5. Make sure the home is safe
Don’t wait for a break in to think about home security. Call a security company you know and trust to set up peace of mind.
Additionally, make sure to test your new home’s smoke and carbon monoxide detectors, too. You should also purchase a fire distinguisher and familiarize yourself on how to use it should an emergency happen.
6. Clean your carpets
Your new carpet may look clean, but you’ll feel so much better knowing you’re walking around on your germs, not the previous owner’s. Check nextdoor for carpet cleaning companies that do a good job— or better yet, go meet one of your new neighbors and get their recommendation.
7. Schedule pest control
If bugs and spiders aren’t your idea of a good time, call pest control to get on a routine service schedule. Consider looking into termite protection, too. Pro tip: If the previous homeowners had termite protection you won’t have to start from scratch, and it’s often times pretty cost effective to just pick up where they left off.
8. Call an appliance tech
Unless you were fortunate enough to be left with owners’ manuals for each new appliance you just acquired, you might have a difficult time operating or understanding the ins and outs of your new hardware. Most local appliance companies charge a nominal fee to come out, inspect the appliance and walk you through how to use them. Money well spent.
9. Service your a/c
Air conditioning experts recommend you schedule a tune up each year to keep your air conditioner running efficiently. It’s a good idea to schedule a technician to come out and check on your system before warm weather strikes.
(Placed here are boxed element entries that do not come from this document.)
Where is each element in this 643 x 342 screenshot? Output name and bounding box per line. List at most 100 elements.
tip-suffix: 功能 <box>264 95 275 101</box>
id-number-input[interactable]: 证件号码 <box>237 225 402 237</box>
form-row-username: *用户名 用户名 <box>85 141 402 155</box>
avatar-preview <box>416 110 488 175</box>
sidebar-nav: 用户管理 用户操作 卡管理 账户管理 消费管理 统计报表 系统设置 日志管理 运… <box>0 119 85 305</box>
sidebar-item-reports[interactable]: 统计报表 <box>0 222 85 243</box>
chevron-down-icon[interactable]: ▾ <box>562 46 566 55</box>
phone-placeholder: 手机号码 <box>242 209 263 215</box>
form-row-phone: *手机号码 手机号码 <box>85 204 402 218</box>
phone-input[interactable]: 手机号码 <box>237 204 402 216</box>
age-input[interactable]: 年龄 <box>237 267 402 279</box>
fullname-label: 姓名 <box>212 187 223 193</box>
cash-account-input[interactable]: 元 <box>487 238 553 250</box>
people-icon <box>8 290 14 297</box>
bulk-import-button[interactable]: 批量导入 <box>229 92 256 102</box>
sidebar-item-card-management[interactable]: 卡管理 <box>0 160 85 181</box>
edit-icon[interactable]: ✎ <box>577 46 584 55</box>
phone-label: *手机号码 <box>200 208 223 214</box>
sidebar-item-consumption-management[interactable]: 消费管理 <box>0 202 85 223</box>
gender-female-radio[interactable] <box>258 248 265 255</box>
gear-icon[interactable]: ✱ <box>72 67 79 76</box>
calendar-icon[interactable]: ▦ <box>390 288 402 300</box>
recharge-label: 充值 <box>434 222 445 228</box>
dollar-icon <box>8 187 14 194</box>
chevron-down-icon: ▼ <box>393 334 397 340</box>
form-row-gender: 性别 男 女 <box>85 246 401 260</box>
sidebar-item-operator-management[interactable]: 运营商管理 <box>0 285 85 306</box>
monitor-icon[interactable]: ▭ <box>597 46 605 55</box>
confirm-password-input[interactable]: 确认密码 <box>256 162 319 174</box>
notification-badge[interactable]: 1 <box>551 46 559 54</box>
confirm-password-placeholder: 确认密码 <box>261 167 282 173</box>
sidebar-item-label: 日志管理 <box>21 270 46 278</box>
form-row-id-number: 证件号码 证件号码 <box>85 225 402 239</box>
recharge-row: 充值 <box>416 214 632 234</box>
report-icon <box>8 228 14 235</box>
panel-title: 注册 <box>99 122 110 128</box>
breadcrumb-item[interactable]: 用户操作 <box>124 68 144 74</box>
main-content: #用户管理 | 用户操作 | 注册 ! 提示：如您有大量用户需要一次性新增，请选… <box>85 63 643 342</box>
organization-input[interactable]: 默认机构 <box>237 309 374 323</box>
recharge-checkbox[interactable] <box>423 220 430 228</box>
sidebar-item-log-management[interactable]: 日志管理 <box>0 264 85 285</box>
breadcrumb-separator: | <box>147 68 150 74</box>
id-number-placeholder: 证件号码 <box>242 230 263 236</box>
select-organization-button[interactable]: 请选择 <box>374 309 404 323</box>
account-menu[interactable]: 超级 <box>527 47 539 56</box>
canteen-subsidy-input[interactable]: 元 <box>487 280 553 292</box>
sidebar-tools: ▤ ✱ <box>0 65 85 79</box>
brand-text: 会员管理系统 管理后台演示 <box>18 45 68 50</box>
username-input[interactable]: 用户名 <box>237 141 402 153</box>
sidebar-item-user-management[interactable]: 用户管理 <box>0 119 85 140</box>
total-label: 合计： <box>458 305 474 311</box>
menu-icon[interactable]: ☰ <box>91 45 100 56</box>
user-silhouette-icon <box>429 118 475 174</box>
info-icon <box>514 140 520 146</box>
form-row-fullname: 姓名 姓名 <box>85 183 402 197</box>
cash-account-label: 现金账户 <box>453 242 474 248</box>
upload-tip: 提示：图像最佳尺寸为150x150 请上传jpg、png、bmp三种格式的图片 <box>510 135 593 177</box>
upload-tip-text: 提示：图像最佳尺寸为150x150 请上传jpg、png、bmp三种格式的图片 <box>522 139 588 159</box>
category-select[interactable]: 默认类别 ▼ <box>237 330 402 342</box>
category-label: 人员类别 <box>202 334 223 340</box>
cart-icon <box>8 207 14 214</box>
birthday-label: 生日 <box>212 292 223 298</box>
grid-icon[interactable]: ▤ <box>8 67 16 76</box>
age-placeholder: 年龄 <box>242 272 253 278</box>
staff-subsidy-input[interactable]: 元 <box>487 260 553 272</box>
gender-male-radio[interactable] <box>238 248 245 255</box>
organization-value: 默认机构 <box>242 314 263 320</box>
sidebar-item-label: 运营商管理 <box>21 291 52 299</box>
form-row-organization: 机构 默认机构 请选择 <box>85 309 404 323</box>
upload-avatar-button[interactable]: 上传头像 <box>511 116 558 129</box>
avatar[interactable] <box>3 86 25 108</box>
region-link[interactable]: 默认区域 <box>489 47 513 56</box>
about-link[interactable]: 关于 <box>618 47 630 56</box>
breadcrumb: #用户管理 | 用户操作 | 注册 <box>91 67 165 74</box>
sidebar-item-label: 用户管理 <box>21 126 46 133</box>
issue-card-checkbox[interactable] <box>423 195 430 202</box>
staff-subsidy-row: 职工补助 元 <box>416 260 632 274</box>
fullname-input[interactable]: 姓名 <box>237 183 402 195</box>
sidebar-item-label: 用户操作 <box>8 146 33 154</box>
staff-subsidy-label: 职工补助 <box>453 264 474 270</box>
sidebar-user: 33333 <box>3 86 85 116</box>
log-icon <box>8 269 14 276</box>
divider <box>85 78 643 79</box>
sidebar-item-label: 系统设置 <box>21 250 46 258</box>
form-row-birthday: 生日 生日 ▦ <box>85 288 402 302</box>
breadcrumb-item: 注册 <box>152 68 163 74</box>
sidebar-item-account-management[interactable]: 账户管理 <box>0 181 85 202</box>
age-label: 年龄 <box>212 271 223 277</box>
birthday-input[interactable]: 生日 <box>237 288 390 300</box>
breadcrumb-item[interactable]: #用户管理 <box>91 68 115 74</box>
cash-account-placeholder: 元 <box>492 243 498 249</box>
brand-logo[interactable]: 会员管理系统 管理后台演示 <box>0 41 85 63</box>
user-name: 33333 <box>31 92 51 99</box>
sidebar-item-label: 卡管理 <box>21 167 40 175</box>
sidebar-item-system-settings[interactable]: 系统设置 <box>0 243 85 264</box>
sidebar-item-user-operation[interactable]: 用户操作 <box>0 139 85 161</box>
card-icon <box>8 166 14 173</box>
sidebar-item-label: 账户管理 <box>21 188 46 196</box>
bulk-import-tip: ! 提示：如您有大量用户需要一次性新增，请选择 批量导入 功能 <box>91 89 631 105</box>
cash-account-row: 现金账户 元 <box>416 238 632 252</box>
Likewise, rather than guess when the previous homeowner changed the air filters last, pick up some new ones on your next target run.
10. Learn the HOA rules
If your new neighborhood has an HOA it’s a good move to figure out the rules. Many HOAs have stipulations on paint colors, additions, yard appearance, etc. If you’re unsure where to find the bylaws of your HOA, ask your neighbors— chances are they can help.